Aquiares Estate, whose name means “land between rivers” in the Huetar indigenous language, is located on the slopes of the Turrialba volcano in Costa Rica. Established in 1890, it is the largest coffee farm in the country and home to a community of approximately 1,800 people.
The farm’s modern development is closely linked to Alfonso Robelo, who arrived in Costa Rica in the 1980s and led the transformation of Aquiares into a more stable and integrated community. By enabling farm workers to purchase their homes, Aquiares evolved from a traditional estate model into a small town structure, strengthening long-term engagement in coffee production. Today, the farm is managed by his son, Diego Robelo, who continues to expand its focus on specialty coffee through agronomic improvements, variety selection, and processing innovation.
Aquiares operates with a strong emphasis on sustainability, including carbon neutrality initiatives and the preservation of biological corridors that support local biodiversity. The farm also collaborates with research institutions on environmental and agricultural studies, reinforcing its role as a model for sustainable coffee production in Central America.
This lot features Centroamericano, an F1 hybrid derived from Sarchimor T-5296 and Rume Sudan. Propagated through somatic embryogenesis, this variety is recognized for its high productivity, rust resistance, and capacity to deliver complex and structured cup profiles under well-managed conditions.
As part of its diversification strategy, Aquiares developed a botanical program focused on the cultivation of medicinal herbs such as eucalyptus for essential oil production. This initiative, established in 2021 as an all-women-led project, also produces hydrosol, a water-based byproduct that retains the aromatic properties of the plant.
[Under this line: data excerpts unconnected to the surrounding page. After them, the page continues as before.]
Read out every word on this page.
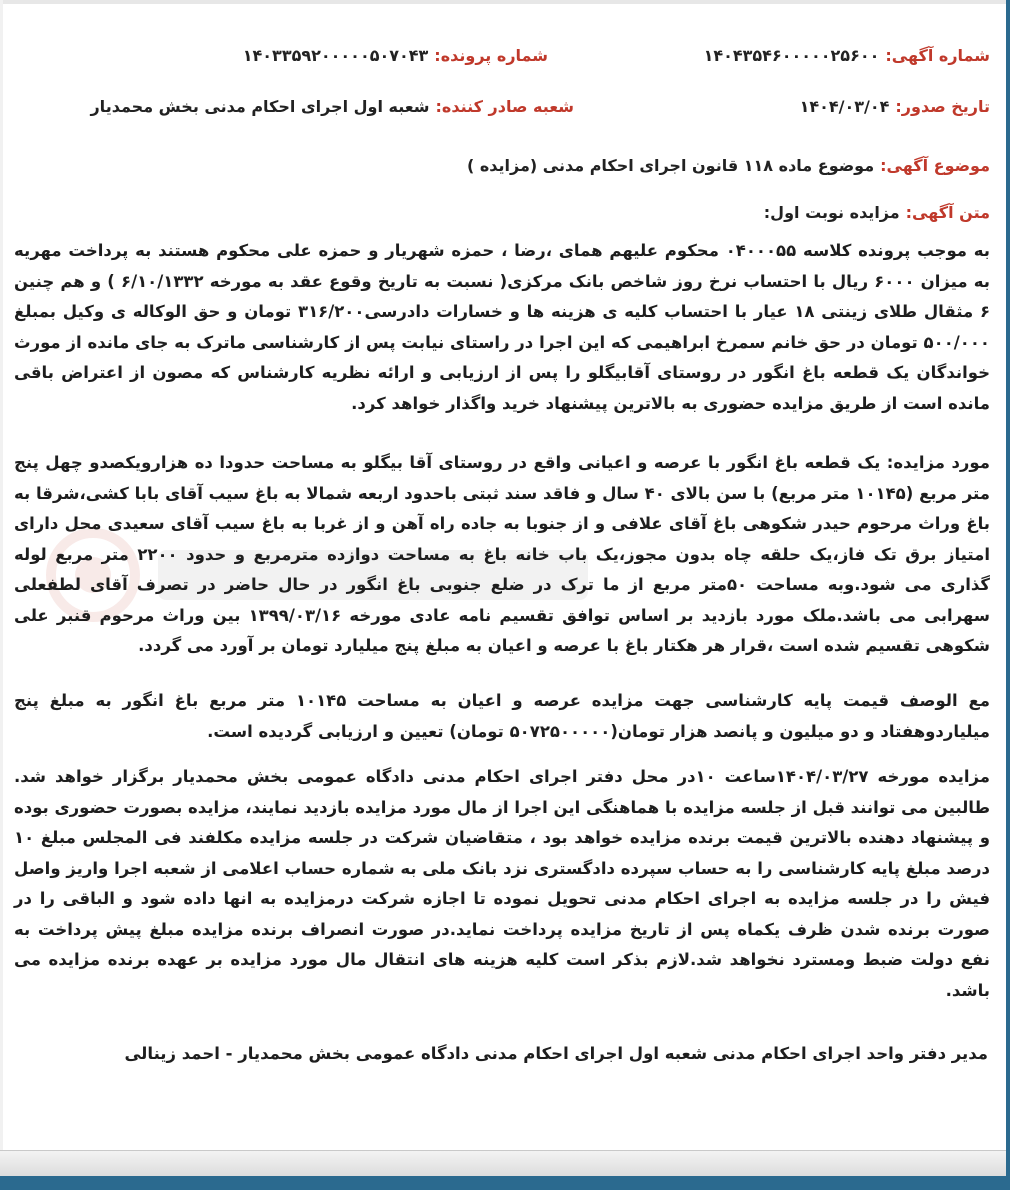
شماره آگهی:۱۴۰۴۳۵۴۶۰۰۰۰۰۲۵۶۰۰
شماره پرونده:۱۴۰۳۳۵۹۲۰۰۰۰۰۵۰۷۰۴۳
تاریخ صدور:۱۴۰۴/۰۳/۰۴
شعبه صادر کننده:شعبه اول اجرای احکام مدنی بخش محمدیار
موضوع آگهی:موضوع ماده ۱۱۸ قانون اجرای احکام مدنی (مزایده )
متن آگهی:مزایده نوبت اول:

به موجب پرونده کلاسه ۰۴۰۰۰۵۵ محکوم علیهم همای ،رضا ، حمزه شهریار و حمزه علی محکوم هستند به پرداخت مهریه به میزان ۶۰۰۰ ریال با احتساب نرخ روز شاخص بانک مرکزی( نسبت به تاریخ وقوع عقد به مورخه ۶/۱۰/۱۳۳۲ ) و هم چنین ۶ مثقال طلای زینتی ۱۸ عیار با احتساب کلیه ی هزینه ها و خسارات دادرسی۳۱۶/۲۰۰ تومان و حق الوکاله ی وکیل بمبلغ ۵۰۰/۰۰۰ تومان در حق خانم سمرخ ابراهیمی که این اجرا در راستای نیابت پس از کارشناسی ماترک به جای مانده از مورث خواندگان یک قطعه باغ انگور در روستای آقابیگلو را پس از ارزیابی و ارائه نظریه کارشناس که مصون از اعتراض باقی مانده است از طریق مزایده حضوری به بالاترین پیشنهاد خرید واگذار خواهد کرد.

مورد مزایده: یک قطعه باغ انگور با عرصه و اعیانی واقع در روستای آقا بیگلو به مساحت حدودا ده هزارویکصدو چهل پنج متر مربع (۱۰۱۴۵ متر مربع) با سن بالای ۴۰ سال و فاقد سند ثبتی باحدود اربعه شمالا به باغ سیب آقای بابا کشی،شرقا به باغ وراث مرحوم حیدر شکوهی باغ آقای علافی و از جنوبا به جاده راه آهن و از غربا به باغ سیب آقای سعیدی محل دارای امتیاز برق تک فاز،یک حلقه چاه بدون مجوز،یک باب خانه باغ به مساحت دوازده مترمربع و حدود ۲۲۰۰ متر مربع لوله گذاری می شود.وبه مساحت ۵۰متر مربع از ما ترک در ضلع جنوبی باغ انگور در حال حاضر در تصرف آقای لطفعلی سهرابی می باشد.ملک مورد بازدید بر اساس توافق تقسیم نامه عادی مورخه ۱۳۹۹/۰۳/۱۶ بین وراث مرحوم قنبر علی شکوهی تقسیم شده است ،قرار هر هکتار باغ با عرصه و اعیان به مبلغ پنج میلیارد تومان بر آورد می گردد.

مع الوصف قیمت پایه کارشناسی جهت مزایده عرصه و اعیان به مساحت ۱۰۱۴۵ متر مربع باغ انگور به مبلغ پنج میلیاردوهفتاد و دو میلیون و پانصد هزار تومان(۵۰۷۲۵۰۰۰۰۰ تومان) تعیین و ارزیابی گردیده است.

مزایده مورخه ۱۴۰۴/۰۳/۲۷ساعت ۱۰در محل دفتر اجرای احکام مدنی دادگاه عمومی بخش محمدیار برگزار خواهد شد. طالبین می توانند قبل از جلسه مزایده با هماهنگی این اجرا از مال مورد مزایده بازدید نمایند، مزایده بصورت حضوری بوده و پیشنهاد دهنده بالاترین قیمت برنده مزایده خواهد بود ، متقاضیان شرکت در جلسه مزایده مکلفند فی المجلس مبلغ ۱۰ درصد مبلغ پایه کارشناسی را به حساب سپرده دادگستری نزد بانک ملی به شماره حساب اعلامی از شعبه اجرا واریز واصل فیش را در جلسه مزایده به اجرای احکام مدنی تحویل نموده تا اجازه شرکت درمزایده به انها داده شود و الباقی را در صورت برنده شدن ظرف یکماه پس از تاریخ مزایده پرداخت نماید.در صورت انصراف برنده مزایده مبلغ پیش پرداخت به نفع دولت ضبط ومسترد نخواهد شد.لازم بذکر است کلیه هزینه های انتقال مال مورد مزایده بر عهده برنده مزایده می باشد.

مدیر دفتر واحد اجرای احکام مدنی شعبه اول اجرای احکام مدنی دادگاه عمومی بخش محمدیار - احمد زینالی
For this lot, eucalyptus hydrosol is incorporated as a fermentation input. Fully ripe cherries are selectively harvested and delivered to the mill, where floaters are removed. The cherries are then depulped, and the parchment coffee is transferred into sealed fermentation tanks. At this stage, eucalyptus-derived hydrosol is added to the mass.
Fermentation is carried out under controlled conditions, with temperature and pH monitored throughout. Once the coffee reaches a target pH of approximately 4.0—typically within 24 to 48 hours—it is removed from the tanks, drained, and fully washed.
Drying takes place in solar dryers over approximately 16 days, allowing for a gradual and consistent reduction in moisture content. Following drying, the coffee is stabilized in GrainPro for a period of three months to support the integration and consolidation of aromatic characteristics.